The loan allowed FuturLab to hire another level designer and it also provided three months of uninterrupted work on Velocity. “That was the period when we made it,“ says Rigden. “It had the assets in it before then, but that’s when we made the actual game.“
“It was there right from the start, but that’s when the game really came together,“ agrees Marsden. “Levels were being constructed and our new designer, Jack Lang, was able to work out the alien path editor system that Robin had implemented and which nobody else could get their head around.“ The scrolling shooter finally had something to shoot.
Velocity was seeing fresh mechanics implemented in almost every other level: bombs to fire, allies to rescue, glass structures that could be shattered to open new routes. One of the last of these ideas would really alter the game. Short-range teleportation had sped up the basic shooter pace and provided new kinds of routes through each stage. Long-range teleportation, which hinged on the ability to drop respawn points throughout a stage, turned Velocity into a sort of puzzle game – now you could go back through levels to explore multiple paths and get involved in numerous locked-door challenges.
“The idea of being able to go back through the same level and take a different route very quickly seemed like a good idea,“ says Marsden. “It’s not rewinding time, it’s rewinding space. It’s taking that maze-mastering element, and just pushing it as far as it could go. The game calls out for it, really. You should be able to drop telepods and go different places. That’s how it works in Flashback. It was a perfect storm.“
The end result, according to Marsden, who doesn’t hold back his pride, “felt like the best game on the platform. The best Mini.“ For all its ideas, however, Velocity could have been an exercise in empty cleverness. Teleporting makes the design interesting, perhaps, but it’s the controls that make it joyful. It’s the elastic feeling as you stretch a cursor across the screen to pull off a jump, the manner in which you fling bombs away from your vessel, and the explosions of glass and steel as you blast a path through the levels.
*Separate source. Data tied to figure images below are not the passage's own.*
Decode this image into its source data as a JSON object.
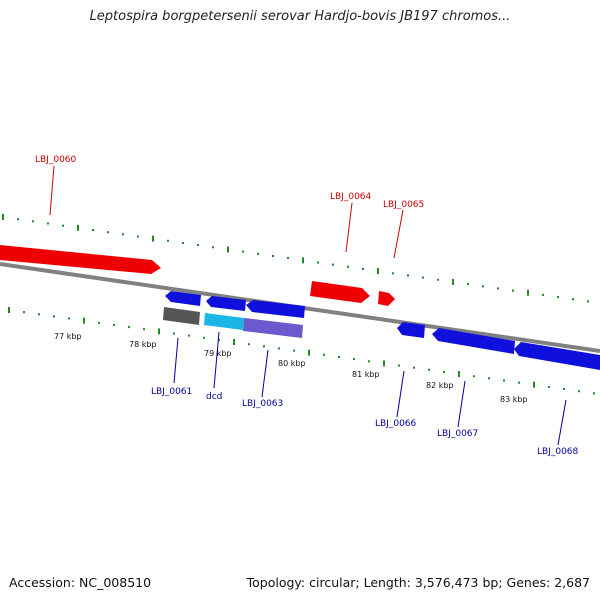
{
  "title": "Leptospira borgpetersenii serovar Hardjo-bovis JB197 chromos...",
  "footer": {
    "accession": "Accession: NC_008510",
    "summary": "Topology: circular; Length: 3,576,473 bp; Genes: 2,687"
  },
  "colors": {
    "forward_gene": "#ee0000",
    "reverse_gene": "#1010dd",
    "forward_label": "#cc0000",
    "reverse_label": "#000099",
    "tick": "#228822",
    "backbone": "#808080",
    "gray_feature": "#555555",
    "cyan_feature": "#19b6e6",
    "purple_feature": "#6a5acd"
  },
  "scale_labels": [
    "77 kbp",
    "78 kbp",
    "79 kbp",
    "80 kbp",
    "81 kbp",
    "82 kbp",
    "83 kbp"
  ],
  "forward_labels": [
    "LBJ_0060",
    "LBJ_0064",
    "LBJ_0065"
  ],
  "reverse_labels": [
    "LBJ_0061",
    "dcd",
    "LBJ_0063",
    "LBJ_0066",
    "LBJ_0067",
    "LBJ_0068"
  ]
}
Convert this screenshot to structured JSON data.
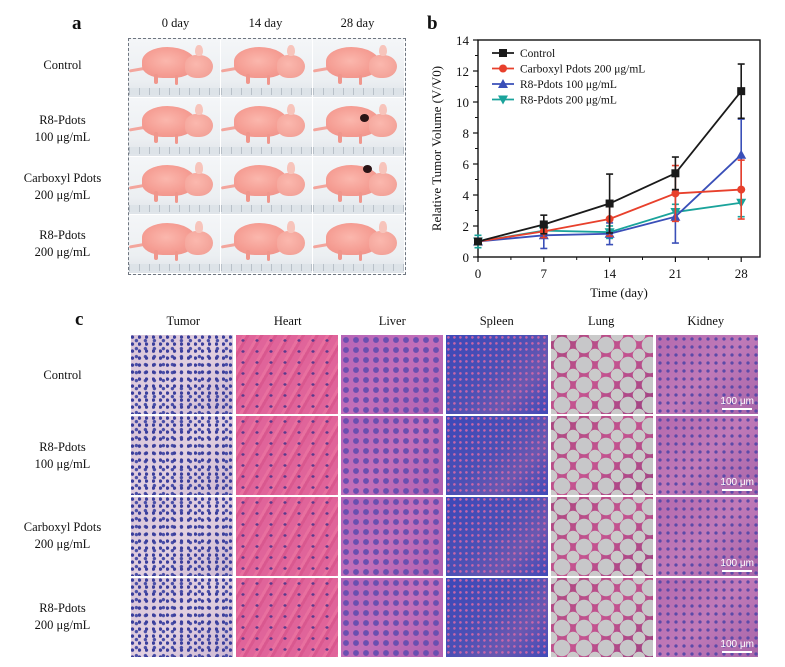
{
  "figure": {
    "panel_a": {
      "letter": "a",
      "columns": [
        "0 day",
        "14 day",
        "28 day"
      ],
      "rows": [
        {
          "line1": "Control",
          "line2": ""
        },
        {
          "line1": "R8-Pdots",
          "line2": "100 μg/mL"
        },
        {
          "line1": "Carboxyl Pdots",
          "line2": "200 μg/mL"
        },
        {
          "line1": "R8-Pdots",
          "line2": "200 μg/mL"
        }
      ]
    },
    "panel_b": {
      "letter": "b"
    },
    "panel_c": {
      "letter": "c",
      "columns": [
        "Tumor",
        "Heart",
        "Liver",
        "Spleen",
        "Lung",
        "Kidney"
      ],
      "rows": [
        {
          "line1": "Control",
          "line2": ""
        },
        {
          "line1": "R8-Pdots",
          "line2": "100 μg/mL"
        },
        {
          "line1": "Carboxyl Pdots",
          "line2": "200 μg/mL"
        },
        {
          "line1": "R8-Pdots",
          "line2": "200 μg/mL"
        }
      ],
      "scale_bar_label": "100 μm"
    }
  },
  "chart_data": {
    "type": "line",
    "title": "",
    "xlabel": "Time (day)",
    "ylabel": "Relative Tumor Volume (V/V0)",
    "x": [
      0,
      7,
      14,
      21,
      28
    ],
    "xticks": [
      0,
      7,
      14,
      21,
      28
    ],
    "yticks": [
      0,
      2,
      4,
      6,
      8,
      10,
      12,
      14
    ],
    "xlim": [
      0,
      30
    ],
    "ylim": [
      0,
      14
    ],
    "grid": false,
    "legend_position": "top-left",
    "series": [
      {
        "name": "Control",
        "color": "#1a1a1a",
        "marker": "square",
        "values": [
          1.0,
          2.1,
          3.45,
          5.4,
          10.7
        ],
        "error": [
          0.1,
          0.6,
          1.9,
          1.05,
          1.75
        ]
      },
      {
        "name": "Carboxyl Pdots 200 μg/mL",
        "color": "#e8402c",
        "marker": "circle",
        "values": [
          1.0,
          1.65,
          2.45,
          4.1,
          4.35
        ],
        "error": [
          0.2,
          0.4,
          1.1,
          1.8,
          1.9
        ]
      },
      {
        "name": "R8-Pdots 100 μg/mL",
        "color": "#3a4fb8",
        "marker": "triangle-up",
        "values": [
          1.0,
          1.4,
          1.5,
          2.6,
          6.6
        ],
        "error": [
          0.15,
          0.85,
          0.7,
          1.7,
          2.3
        ]
      },
      {
        "name": "R8-Pdots 200 μg/mL",
        "color": "#1aa39b",
        "marker": "triangle-down",
        "values": [
          1.0,
          1.7,
          1.6,
          2.9,
          3.5
        ],
        "error": [
          0.4,
          0.2,
          0.4,
          0.5,
          0.9
        ]
      }
    ]
  }
}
“Ultimately, that’s down to getting as many variables as possible and tweaking them and tweaking them,“ says Marsden. “I was tweaking the controls before we started even making the game. While Robin was prototyping the mechanics, I was just saying we needed to try it this way or that way. He must have re-coded the short-form teleport ten times, because it just wasn’t feeling right.
“By the time we came to make the game, we had these rules that we basically wrote down. We knew how wide teleport gaps should be, how many tiles you could have on either side while going sideways. That time was invaluable. This stop-start development and all these disasters weren’t an ideal way to make a game, but they had their perks.“
Perks indeed: the protracted development resulted in a game that’s struck a chord with audiences, allowing FuturLab to teleport its own way up the food chain, with several new projects in progress and a strong presence on the PlayStation Mobile platform. “It’s been a massive boost for our profile,“ says Marsden. “People know who we are now. People at Sony are now using Velocity as an example for other developers, too, which feels very good.“
Beyond all that, Velocity provided Vita and PSP owners with an uncommonly punchy Mini to
thoroughly lose themselves in for hours on end, one that uses the handhelds’ wide screen to draw you right through its pixellated universe. Give in. Load it up, jam on the headphones and squeeze the trigger. Pick an empty spot on the horizon and teleport into the distance. Blink and you’re gone. Goodbye.